The data is mostly from public sources, supplemented with some data provided privately by platforms. We estimate our sample covers c. 95% of the sector by volume.
We calculate for the sector the average loan book returns and loan book losses for loans written in this period.
Limitations
There are six platforms in administration/CVA (c.9% of the sample by loan volume). There is limited data available on their loan book performance, and we have estimated losses based on public data prior to their administration together with information contained in the update reports from administrators.
Results and analysis
We show data for (1) all platforms, (2) all platforms excluding platforms in administration, and (3) continuing platforms. This allows the user to see the impact that the platforms in administration had on returns, and to see the returns of the remaining continuing platforms given that several platforms have exited their retail P2P operations voluntarily.
Loan book returns: Innovate Finance estimates investor returns for the P2P sector on underwriting year loan cohorts from 2013 to 2019 have averaged 4.9% p.a. when platforms in administration are excluded, or 3.7% p.a. including the platforms in administration.
Investor returns are broadly similar between SME loans, property loans and consumer loans.
Loan book losses: These returns are net of loan book losses estimated at c. 2.7% p.a. when platforms in administration are excluded, or 3.5% p.a. including platforms in administration.
Note that the Platforms in Administration all ceased writing loans prior to December 2019, when the current crowdfunding rules were introduced.
The Continuing Platforms, which represent the investment product available to P2P investor going forward, have slightly higher historical returns and slightly lower loan book losses than the historical market as a whole
Investor returns: Investors on nine of the top twenty platforms have experienced zero losses since inception, and at two other platforms 99% of investors who had a diversified portfolio had experienced zero losses. Three platforms have initiated voluntary wind downs, and these firms are on track to return 95-100% of investor capital.
Together, these fourteen platforms wrote c.76% of the sector loan volume (note that zero investor losses doesn’t necessarily equate to zero loan book losses).
Is there other evidence to corroborate the risk profile of the sector?Loanclear until June 2019 published a monthly index (formerly the AltFi/BRISMO P2P returns index) of net returns and loan book losses for a sample of the largest P2P lenders, which they calculated using loan level cash flows on a twelve month trailing basis provided by the platforms.
From 2011 to 2019 their published investor return index averaged 6.0% p.a. net of losses, and loan book losses averaged 1.2% p.a. These returns are consistent with the Innovate Finance findings.
Summary of analysis
P2P loans are an investment product and not a risk-free savings product akin to a bank deposit account or gilts. Therefore it is to be expected that some investors will not make a positive return. The Innovate Finance analysis shows that the P2P sector has generated steady, positive returns over several years, with relatively low loss rates. It can be inferred that investors in the vast majority of P2P loans have earned positive returns.
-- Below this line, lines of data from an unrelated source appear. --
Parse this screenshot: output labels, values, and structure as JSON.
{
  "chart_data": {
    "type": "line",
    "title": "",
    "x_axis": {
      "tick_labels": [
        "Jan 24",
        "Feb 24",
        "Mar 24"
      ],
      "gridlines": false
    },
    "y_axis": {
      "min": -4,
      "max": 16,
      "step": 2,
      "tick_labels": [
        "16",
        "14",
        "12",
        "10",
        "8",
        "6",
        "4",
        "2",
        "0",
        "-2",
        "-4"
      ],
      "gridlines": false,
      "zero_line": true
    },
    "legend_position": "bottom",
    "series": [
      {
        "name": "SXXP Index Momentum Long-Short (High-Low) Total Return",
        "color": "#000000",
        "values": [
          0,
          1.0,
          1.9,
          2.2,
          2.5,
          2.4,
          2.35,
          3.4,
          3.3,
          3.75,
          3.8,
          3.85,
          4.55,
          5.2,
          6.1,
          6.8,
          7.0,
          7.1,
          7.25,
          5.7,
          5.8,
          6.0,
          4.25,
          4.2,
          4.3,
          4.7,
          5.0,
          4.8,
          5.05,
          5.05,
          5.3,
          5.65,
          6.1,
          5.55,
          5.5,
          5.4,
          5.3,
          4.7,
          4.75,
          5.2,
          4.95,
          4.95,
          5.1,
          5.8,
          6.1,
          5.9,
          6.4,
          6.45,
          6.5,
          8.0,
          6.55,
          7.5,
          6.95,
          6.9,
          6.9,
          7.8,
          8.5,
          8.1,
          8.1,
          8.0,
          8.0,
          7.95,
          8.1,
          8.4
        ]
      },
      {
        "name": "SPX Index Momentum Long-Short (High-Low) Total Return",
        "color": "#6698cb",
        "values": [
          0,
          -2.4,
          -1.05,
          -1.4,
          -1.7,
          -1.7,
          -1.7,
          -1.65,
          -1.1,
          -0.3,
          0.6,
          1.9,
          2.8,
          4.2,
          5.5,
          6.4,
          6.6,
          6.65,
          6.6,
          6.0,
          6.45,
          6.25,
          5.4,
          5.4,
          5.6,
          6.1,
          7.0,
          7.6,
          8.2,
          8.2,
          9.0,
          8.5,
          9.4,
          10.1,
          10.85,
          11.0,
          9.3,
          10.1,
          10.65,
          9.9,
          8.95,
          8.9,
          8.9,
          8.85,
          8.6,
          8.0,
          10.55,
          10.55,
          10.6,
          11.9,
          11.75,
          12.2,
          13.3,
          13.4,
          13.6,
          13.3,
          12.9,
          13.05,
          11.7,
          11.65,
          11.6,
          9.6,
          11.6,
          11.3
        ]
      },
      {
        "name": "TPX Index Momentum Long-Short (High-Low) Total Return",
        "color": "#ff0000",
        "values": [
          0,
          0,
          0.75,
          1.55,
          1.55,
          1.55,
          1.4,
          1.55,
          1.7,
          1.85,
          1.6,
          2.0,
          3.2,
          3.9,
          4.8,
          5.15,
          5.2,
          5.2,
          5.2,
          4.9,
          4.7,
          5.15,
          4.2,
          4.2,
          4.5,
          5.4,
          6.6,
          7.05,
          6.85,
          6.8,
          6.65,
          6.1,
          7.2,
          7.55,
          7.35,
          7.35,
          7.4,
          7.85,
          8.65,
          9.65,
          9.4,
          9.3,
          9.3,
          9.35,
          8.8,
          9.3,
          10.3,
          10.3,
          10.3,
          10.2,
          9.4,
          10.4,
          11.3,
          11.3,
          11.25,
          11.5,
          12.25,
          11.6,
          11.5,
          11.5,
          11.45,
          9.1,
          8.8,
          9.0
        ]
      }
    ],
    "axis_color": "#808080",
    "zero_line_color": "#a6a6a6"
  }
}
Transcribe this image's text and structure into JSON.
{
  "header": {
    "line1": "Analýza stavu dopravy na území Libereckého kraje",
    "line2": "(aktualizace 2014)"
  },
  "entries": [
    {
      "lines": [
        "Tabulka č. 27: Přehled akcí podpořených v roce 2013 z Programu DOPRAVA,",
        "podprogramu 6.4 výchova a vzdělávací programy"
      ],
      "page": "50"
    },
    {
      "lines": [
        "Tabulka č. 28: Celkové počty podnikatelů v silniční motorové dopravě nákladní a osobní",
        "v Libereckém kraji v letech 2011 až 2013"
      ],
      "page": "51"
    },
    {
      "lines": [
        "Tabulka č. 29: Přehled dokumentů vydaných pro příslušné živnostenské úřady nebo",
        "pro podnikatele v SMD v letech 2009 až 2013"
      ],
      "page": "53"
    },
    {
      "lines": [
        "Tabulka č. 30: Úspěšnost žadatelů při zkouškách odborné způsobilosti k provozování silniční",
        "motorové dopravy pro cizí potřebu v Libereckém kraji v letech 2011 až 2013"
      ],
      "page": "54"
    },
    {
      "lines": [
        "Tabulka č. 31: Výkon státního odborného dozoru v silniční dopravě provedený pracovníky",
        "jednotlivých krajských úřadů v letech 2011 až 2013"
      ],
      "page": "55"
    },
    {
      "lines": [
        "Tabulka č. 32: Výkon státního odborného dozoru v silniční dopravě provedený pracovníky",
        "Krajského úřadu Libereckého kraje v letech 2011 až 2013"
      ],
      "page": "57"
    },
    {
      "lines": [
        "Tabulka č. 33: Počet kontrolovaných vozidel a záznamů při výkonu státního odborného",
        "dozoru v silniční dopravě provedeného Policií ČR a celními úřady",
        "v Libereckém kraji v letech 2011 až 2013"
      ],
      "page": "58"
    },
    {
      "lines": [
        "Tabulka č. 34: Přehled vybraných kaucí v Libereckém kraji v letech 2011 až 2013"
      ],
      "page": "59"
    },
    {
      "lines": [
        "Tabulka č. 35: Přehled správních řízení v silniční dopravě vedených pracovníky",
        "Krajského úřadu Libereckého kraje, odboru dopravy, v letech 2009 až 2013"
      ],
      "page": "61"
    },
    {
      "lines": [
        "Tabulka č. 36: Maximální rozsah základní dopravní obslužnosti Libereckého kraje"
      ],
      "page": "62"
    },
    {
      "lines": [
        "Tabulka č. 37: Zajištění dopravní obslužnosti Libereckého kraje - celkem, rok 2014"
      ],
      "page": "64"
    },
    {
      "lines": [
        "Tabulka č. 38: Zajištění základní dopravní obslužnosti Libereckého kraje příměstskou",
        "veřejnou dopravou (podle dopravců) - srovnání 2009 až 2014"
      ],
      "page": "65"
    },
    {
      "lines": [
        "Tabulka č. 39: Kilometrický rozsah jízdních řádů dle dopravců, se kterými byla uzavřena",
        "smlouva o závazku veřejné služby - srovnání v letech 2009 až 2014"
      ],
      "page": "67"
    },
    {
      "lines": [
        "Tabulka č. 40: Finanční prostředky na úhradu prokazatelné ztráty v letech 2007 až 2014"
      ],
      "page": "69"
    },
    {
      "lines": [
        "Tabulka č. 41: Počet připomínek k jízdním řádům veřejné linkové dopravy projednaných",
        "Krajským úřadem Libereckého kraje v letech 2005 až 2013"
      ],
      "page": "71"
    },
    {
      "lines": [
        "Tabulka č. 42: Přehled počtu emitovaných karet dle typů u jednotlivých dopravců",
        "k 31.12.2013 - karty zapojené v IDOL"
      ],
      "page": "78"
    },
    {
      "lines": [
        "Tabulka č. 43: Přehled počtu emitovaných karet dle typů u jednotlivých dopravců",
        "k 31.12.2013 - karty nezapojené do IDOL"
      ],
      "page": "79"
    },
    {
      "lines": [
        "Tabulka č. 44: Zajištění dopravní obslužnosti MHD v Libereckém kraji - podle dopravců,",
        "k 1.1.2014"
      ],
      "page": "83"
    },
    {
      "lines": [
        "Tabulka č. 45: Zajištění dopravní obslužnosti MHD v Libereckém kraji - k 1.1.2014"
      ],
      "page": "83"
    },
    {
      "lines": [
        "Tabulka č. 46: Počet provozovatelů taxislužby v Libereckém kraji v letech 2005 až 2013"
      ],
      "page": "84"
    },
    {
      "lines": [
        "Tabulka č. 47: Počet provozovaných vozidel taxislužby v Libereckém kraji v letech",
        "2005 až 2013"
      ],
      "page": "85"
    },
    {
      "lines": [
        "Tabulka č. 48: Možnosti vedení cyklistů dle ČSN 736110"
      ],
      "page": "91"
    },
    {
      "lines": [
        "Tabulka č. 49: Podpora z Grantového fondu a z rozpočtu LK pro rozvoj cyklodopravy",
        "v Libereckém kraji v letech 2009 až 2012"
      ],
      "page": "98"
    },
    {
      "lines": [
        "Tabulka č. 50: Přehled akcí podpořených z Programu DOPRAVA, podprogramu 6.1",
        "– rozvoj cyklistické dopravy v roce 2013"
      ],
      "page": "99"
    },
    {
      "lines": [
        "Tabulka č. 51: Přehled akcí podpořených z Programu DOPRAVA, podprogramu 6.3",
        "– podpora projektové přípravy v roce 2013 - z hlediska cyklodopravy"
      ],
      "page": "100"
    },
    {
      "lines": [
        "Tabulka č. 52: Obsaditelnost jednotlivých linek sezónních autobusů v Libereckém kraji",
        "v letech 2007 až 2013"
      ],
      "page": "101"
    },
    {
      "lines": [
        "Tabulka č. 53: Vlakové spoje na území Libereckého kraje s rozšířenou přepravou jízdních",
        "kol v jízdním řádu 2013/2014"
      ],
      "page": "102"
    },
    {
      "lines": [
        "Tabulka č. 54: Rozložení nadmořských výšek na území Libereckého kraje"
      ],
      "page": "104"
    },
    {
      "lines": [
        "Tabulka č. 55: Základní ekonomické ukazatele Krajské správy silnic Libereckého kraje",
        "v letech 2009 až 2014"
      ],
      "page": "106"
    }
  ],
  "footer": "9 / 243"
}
The failed platforms are well known to all stakeholders and have generated significant negative publicity. However, while individual investors will have suffered losses at those platforms, their impact on overall sector returns was not significant. The introduction of extended regulatory rules in 2019 is regarded by some commentators as having successfully hastened the departure of the failed platforms.
Overall we conclude that while some investors may have incurred losses individually, investors as a whole in P2P loans have earned positive, low risk returns.